Un motore silenzioso
In un capitalismo povero di capitali com’è sempre stato quello italiano, Mediobanca ha svolto un ruolo insostituibile per le grandi imprese private: le ha accompagnate nel loro sviluppo, le ha indirizzate su strade poco accidentate, le ha salvate quando inciampavano. Comunque si giudichi l’operato di Mediobanca, proprio oggi che la scalata del Monte Paschi di Siena appoggiata dal governo Meloni la riconsegna tra molte incognite a un controllo partecipato dallo stato, non c’è dubbio che sia stata un bastione attorno al quale l’Italia si è trasformata da paese prevalentemente agricolo in potenza industriale, cercando di emanciparsi dai ristretti confini culturali e d’impresa.
Nel 1946 Raffaele Mattioli ed Enrico Cuccia, i due più grandi banchieri del Novecento italiano, dalle stanze della Banca Commerciale ispirano e lanciano Mediobanca per finanziare le imprese, ma nutrono anche l’ambizione di favorire l’interesse generale del paese, un’aspirazione quasi illuminista in quella stagione irripetibile. Non si capisce il ruolo storico di Mediobanca, e anche l’importanza dell’intervento pubblico in economia nel dopoguerra, se non si parte dal riconoscimento del valore di una classe dirigente che all’alba della Repubblica si assume la responsabilità della ricostruzione, di fornire linfa vitale al tessuto produttivo, di sostenere la nascita di imprese competitive, di creare lavoro.

Le fragilità del capitalismo in Italia
Molto prima che manager, finanzieri, industriali fossero affascinati dalle tentazioni del facile arricchimento, dalla sbornia delle stock options, dai premi di risultato, l’Italia ha avuto uomini nelle imprese pubbliche di altissimo livello: colti, preparati, responsabili. Guglielmo Reiss Romoli, un nome che probabilmente oggi dice poco ai fanatici dello smartphone, creò la rete telefonica, unificando nella Stet quello che Ernesto Rossi definiva “lo spezzatino”, cioè le piccole compagnie locali. Enrico Mattei, ex partigiano, sfidò i signori del petrolio e garantì l’energia per l’industria e per le nostre case. Oscar Sinigaglia era il sostenitore di una siderurgia moderna al servizio delle fabbriche del Nord da cui uscivano auto, frigoriferi, lavatrici, simboli del “miracolo” italiano. Giuseppe Luraghi costruì il mito dell’Alfa Romeo e propugnò l’industrializzazione del Sud con Pomigliano d’Arco, combattendo la voracità dei partiti e la prepotenza della Fiat. Donato Menichella, prima direttore generale dell’Iri e poi governatore della Banca d’Italia accompagnò Alcide De Gasperi in America per ottenere il prestito per ricostruire l’Italia in macerie.

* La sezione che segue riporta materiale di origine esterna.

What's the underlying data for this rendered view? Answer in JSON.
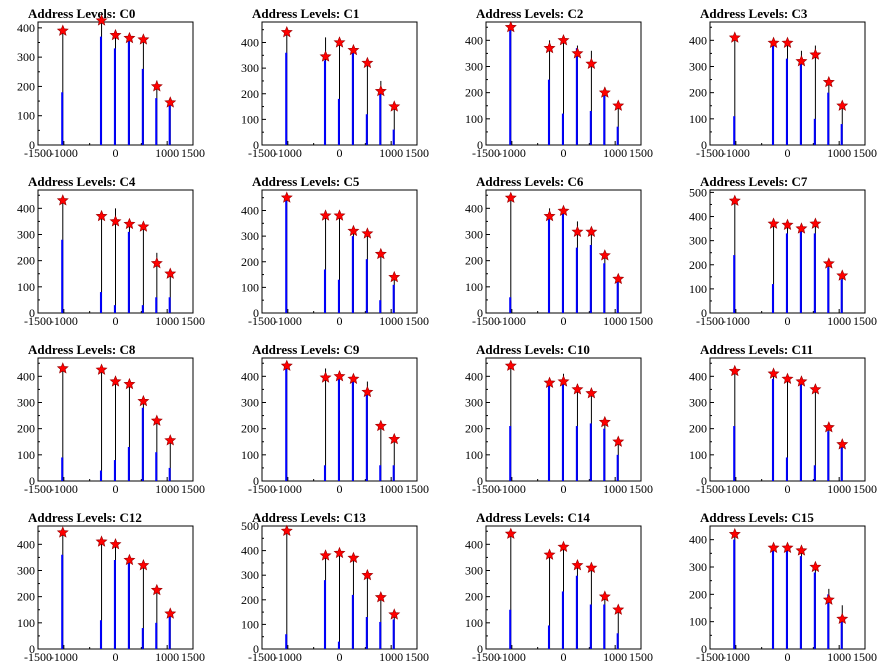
{
  "title_prefix": "Address Levels:",
  "colors": {
    "frame": "#000000",
    "total_bar": "#000000",
    "sub_bar": "#0000ff",
    "marker": "#ff0000"
  },
  "chart_data": [
    {
      "name": "C0",
      "type": "bar",
      "xlim": [
        -1500,
        1500
      ],
      "ylim": [
        0,
        420
      ],
      "xticks": [
        -1500,
        -1000,
        0,
        1000,
        1500
      ],
      "yticks": [
        0,
        100,
        200,
        300,
        400
      ],
      "x": [
        -1020,
        -270,
        0,
        270,
        540,
        800,
        1060
      ],
      "values": [
        390,
        430,
        380,
        370,
        360,
        220,
        150
      ],
      "sub_values": [
        180,
        370,
        330,
        360,
        260,
        160,
        140
      ],
      "markers": [
        390,
        425,
        375,
        365,
        360,
        200,
        145
      ]
    },
    {
      "name": "C1",
      "type": "bar",
      "xlim": [
        -1500,
        1500
      ],
      "ylim": [
        0,
        480
      ],
      "xticks": [
        -1500,
        -1000,
        0,
        1000,
        1500
      ],
      "yticks": [
        0,
        100,
        200,
        300,
        400
      ],
      "x": [
        -1020,
        -270,
        0,
        270,
        540,
        800,
        1060
      ],
      "values": [
        450,
        420,
        410,
        380,
        330,
        250,
        150
      ],
      "sub_values": [
        360,
        330,
        180,
        360,
        120,
        200,
        60
      ],
      "markers": [
        440,
        345,
        400,
        370,
        320,
        210,
        150
      ]
    },
    {
      "name": "C2",
      "type": "bar",
      "xlim": [
        -1500,
        1500
      ],
      "ylim": [
        0,
        470
      ],
      "xticks": [
        -1500,
        -1000,
        0,
        1000,
        1500
      ],
      "yticks": [
        0,
        100,
        200,
        300,
        400
      ],
      "x": [
        -1020,
        -270,
        0,
        270,
        540,
        800,
        1060
      ],
      "values": [
        450,
        400,
        410,
        380,
        360,
        220,
        150
      ],
      "sub_values": [
        440,
        250,
        120,
        370,
        130,
        200,
        70
      ],
      "markers": [
        450,
        370,
        400,
        350,
        310,
        200,
        150
      ]
    },
    {
      "name": "C3",
      "type": "bar",
      "xlim": [
        -1500,
        1500
      ],
      "ylim": [
        0,
        470
      ],
      "xticks": [
        -1500,
        -1000,
        0,
        1000,
        1500
      ],
      "yticks": [
        0,
        100,
        200,
        300,
        400
      ],
      "x": [
        -1020,
        -270,
        0,
        270,
        540,
        800,
        1060
      ],
      "values": [
        420,
        410,
        400,
        360,
        380,
        250,
        150
      ],
      "sub_values": [
        110,
        390,
        330,
        320,
        100,
        200,
        80
      ],
      "markers": [
        410,
        390,
        390,
        320,
        345,
        240,
        150
      ]
    },
    {
      "name": "C4",
      "type": "bar",
      "xlim": [
        -1500,
        1500
      ],
      "ylim": [
        0,
        470
      ],
      "xticks": [
        -1500,
        -1000,
        0,
        1000,
        1500
      ],
      "yticks": [
        0,
        100,
        200,
        300,
        400
      ],
      "x": [
        -1020,
        -270,
        0,
        270,
        540,
        800,
        1060
      ],
      "values": [
        430,
        370,
        400,
        350,
        320,
        230,
        150
      ],
      "sub_values": [
        280,
        80,
        30,
        310,
        30,
        60,
        60
      ],
      "markers": [
        430,
        370,
        350,
        340,
        330,
        190,
        150
      ]
    },
    {
      "name": "C5",
      "type": "bar",
      "xlim": [
        -1500,
        1500
      ],
      "ylim": [
        0,
        480
      ],
      "xticks": [
        -1500,
        -1000,
        0,
        1000,
        1500
      ],
      "yticks": [
        0,
        100,
        200,
        300,
        400
      ],
      "x": [
        -1020,
        -270,
        0,
        270,
        540,
        800,
        1060
      ],
      "values": [
        460,
        380,
        380,
        330,
        320,
        230,
        140
      ],
      "sub_values": [
        450,
        170,
        130,
        300,
        210,
        50,
        110
      ],
      "markers": [
        450,
        380,
        380,
        320,
        310,
        230,
        140
      ]
    },
    {
      "name": "C6",
      "type": "bar",
      "xlim": [
        -1500,
        1500
      ],
      "ylim": [
        0,
        470
      ],
      "xticks": [
        -1500,
        -1000,
        0,
        1000,
        1500
      ],
      "yticks": [
        0,
        100,
        200,
        300,
        400
      ],
      "x": [
        -1020,
        -270,
        0,
        270,
        540,
        800,
        1060
      ],
      "values": [
        440,
        400,
        400,
        350,
        320,
        220,
        130
      ],
      "sub_values": [
        60,
        370,
        380,
        250,
        260,
        190,
        120
      ],
      "markers": [
        440,
        370,
        390,
        310,
        310,
        220,
        130
      ]
    },
    {
      "name": "C7",
      "type": "bar",
      "xlim": [
        -1500,
        1500
      ],
      "ylim": [
        0,
        510
      ],
      "xticks": [
        -1500,
        -1000,
        0,
        1000,
        1500
      ],
      "yticks": [
        0,
        100,
        200,
        300,
        400,
        500
      ],
      "x": [
        -1020,
        -270,
        0,
        270,
        540,
        800,
        1060
      ],
      "values": [
        470,
        370,
        370,
        350,
        380,
        210,
        160
      ],
      "sub_values": [
        240,
        120,
        330,
        340,
        330,
        190,
        140
      ],
      "markers": [
        465,
        370,
        365,
        350,
        370,
        205,
        155
      ]
    },
    {
      "name": "C8",
      "type": "bar",
      "xlim": [
        -1500,
        1500
      ],
      "ylim": [
        0,
        470
      ],
      "xticks": [
        -1500,
        -1000,
        0,
        1000,
        1500
      ],
      "yticks": [
        0,
        100,
        200,
        300,
        400
      ],
      "x": [
        -1020,
        -270,
        0,
        270,
        540,
        800,
        1060
      ],
      "values": [
        430,
        430,
        390,
        380,
        320,
        240,
        160
      ],
      "sub_values": [
        90,
        40,
        80,
        130,
        280,
        110,
        50
      ],
      "markers": [
        430,
        425,
        380,
        370,
        305,
        230,
        155
      ]
    },
    {
      "name": "C9",
      "type": "bar",
      "xlim": [
        -1500,
        1500
      ],
      "ylim": [
        0,
        470
      ],
      "xticks": [
        -1500,
        -1000,
        0,
        1000,
        1500
      ],
      "yticks": [
        0,
        100,
        200,
        300,
        400
      ],
      "x": [
        -1020,
        -270,
        0,
        270,
        540,
        800,
        1060
      ],
      "values": [
        440,
        430,
        420,
        400,
        380,
        230,
        160
      ],
      "sub_values": [
        430,
        60,
        390,
        390,
        330,
        60,
        60
      ],
      "markers": [
        440,
        395,
        400,
        390,
        340,
        210,
        160
      ]
    },
    {
      "name": "C10",
      "type": "bar",
      "xlim": [
        -1500,
        1500
      ],
      "ylim": [
        0,
        470
      ],
      "xticks": [
        -1500,
        -1000,
        0,
        1000,
        1500
      ],
      "yticks": [
        0,
        100,
        200,
        300,
        400
      ],
      "x": [
        -1020,
        -270,
        0,
        270,
        540,
        800,
        1060
      ],
      "values": [
        440,
        390,
        410,
        370,
        340,
        230,
        150
      ],
      "sub_values": [
        210,
        380,
        390,
        210,
        220,
        200,
        100
      ],
      "markers": [
        440,
        375,
        380,
        350,
        335,
        225,
        150
      ]
    },
    {
      "name": "C11",
      "type": "bar",
      "xlim": [
        -1500,
        1500
      ],
      "ylim": [
        0,
        470
      ],
      "xticks": [
        -1500,
        -1000,
        0,
        1000,
        1500
      ],
      "yticks": [
        0,
        100,
        200,
        300,
        400
      ],
      "x": [
        -1020,
        -270,
        0,
        270,
        540,
        800,
        1060
      ],
      "values": [
        420,
        400,
        400,
        380,
        360,
        220,
        150
      ],
      "sub_values": [
        210,
        390,
        90,
        370,
        60,
        190,
        140
      ],
      "markers": [
        420,
        410,
        390,
        380,
        350,
        205,
        140
      ]
    },
    {
      "name": "C12",
      "type": "bar",
      "xlim": [
        -1500,
        1500
      ],
      "ylim": [
        0,
        470
      ],
      "xticks": [
        -1500,
        -1000,
        0,
        1000,
        1500
      ],
      "yticks": [
        0,
        100,
        200,
        300,
        400
      ],
      "x": [
        -1020,
        -270,
        0,
        270,
        540,
        800,
        1060
      ],
      "values": [
        450,
        410,
        400,
        350,
        330,
        230,
        140
      ],
      "sub_values": [
        360,
        110,
        340,
        330,
        80,
        100,
        130
      ],
      "markers": [
        445,
        410,
        400,
        340,
        320,
        225,
        135
      ]
    },
    {
      "name": "C13",
      "type": "bar",
      "xlim": [
        -1500,
        1500
      ],
      "ylim": [
        0,
        500
      ],
      "xticks": [
        -1500,
        -1000,
        0,
        1000,
        1500
      ],
      "yticks": [
        0,
        100,
        200,
        300,
        400,
        500
      ],
      "x": [
        -1020,
        -270,
        0,
        270,
        540,
        800,
        1060
      ],
      "values": [
        480,
        380,
        400,
        370,
        320,
        210,
        150
      ],
      "sub_values": [
        60,
        280,
        30,
        220,
        130,
        110,
        120
      ],
      "markers": [
        480,
        380,
        390,
        370,
        300,
        210,
        140
      ]
    },
    {
      "name": "C14",
      "type": "bar",
      "xlim": [
        -1500,
        1500
      ],
      "ylim": [
        0,
        470
      ],
      "xticks": [
        -1500,
        -1000,
        0,
        1000,
        1500
      ],
      "yticks": [
        0,
        100,
        200,
        300,
        400
      ],
      "x": [
        -1020,
        -270,
        0,
        270,
        540,
        800,
        1060
      ],
      "values": [
        440,
        370,
        400,
        330,
        330,
        210,
        160
      ],
      "sub_values": [
        150,
        90,
        220,
        280,
        170,
        170,
        60
      ],
      "markers": [
        440,
        360,
        390,
        320,
        310,
        200,
        150
      ]
    },
    {
      "name": "C15",
      "type": "bar",
      "xlim": [
        -1500,
        1500
      ],
      "ylim": [
        0,
        450
      ],
      "xticks": [
        -1500,
        -1000,
        0,
        1000,
        1500
      ],
      "yticks": [
        0,
        100,
        200,
        300,
        400
      ],
      "x": [
        -1020,
        -270,
        0,
        270,
        540,
        800,
        1060
      ],
      "values": [
        420,
        370,
        370,
        350,
        310,
        220,
        160
      ],
      "sub_values": [
        400,
        360,
        360,
        340,
        280,
        200,
        120
      ],
      "markers": [
        420,
        370,
        370,
        360,
        300,
        180,
        110
      ]
    }
  ]
}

Mediobanca, fino agli anni Novanta controllata dalle banche dell’Iri, è protagonista di questa stagione. Si occupa del finanziamento a medio e lungo termine delle imprese trasformandosi col tempo in un pronto soccorso per aziende in crisi. La fragilità del capitalismo privato, in larga misura di origine familiare e poco disponibile ad aprirsi al mercato, trova protezione in Enrico Cuccia che conosce difetti e virtù della classe imprenditoriale (e pure di quella politica) e proprio per questo non si fida. Tutto passa sul tavolo di Cuccia. Bisogna salvare la Fiat con un maxi-aumento di capitale? Gli Agnelli vogliono liquidare Gheddafi, azionista ingombrante?
Pirelli fallisce la scalata alla tedesca Continental? La Comit passa ai privati? E poi le trame di Sindona, le battaglie della Montedison, i debiti di Raul Gardini, la scalata dell’Olivetti alla Telecom, la guerra con la finanza cattolica per la Cariplo, la difesa strenua delle Assicurazioni Generali. Nel bene e nel male ci pensa sempre Mediobanca, da cui Silvio Berlusconi, diffidente, resta lontano per anni (entrerà poi con Mediolanum) mentre Cuccia rifiuta di assistere Calisto Tanzi e la sua Parmalat perché convinto che sarebbe finito male.
Sulle debolezze e le lacune del capitalismo tricolore, si è spesso detto, Mediobanca ha accumulato un potere eccessivo, oligarchico, creando un “salotto” più o meno buono dove si entrava per cooptazione. Vero, anche se ogni vicenda, direbbero gli storici, andrebbe contestualizzata nel tempo. Oggi qualcuno vuole maramaldeggiare sull’ex santuario della finanza che, comunque, come l’abbiamo conosciuto non esiste più da tempo. Il “secolo breve” dell’istituto è finito nel 2000 con la scomparsa di Cuccia che conosceva i tempi della storia e ammetteva: “Se è caduto l’impero romano può cadere anche Mediobanca”.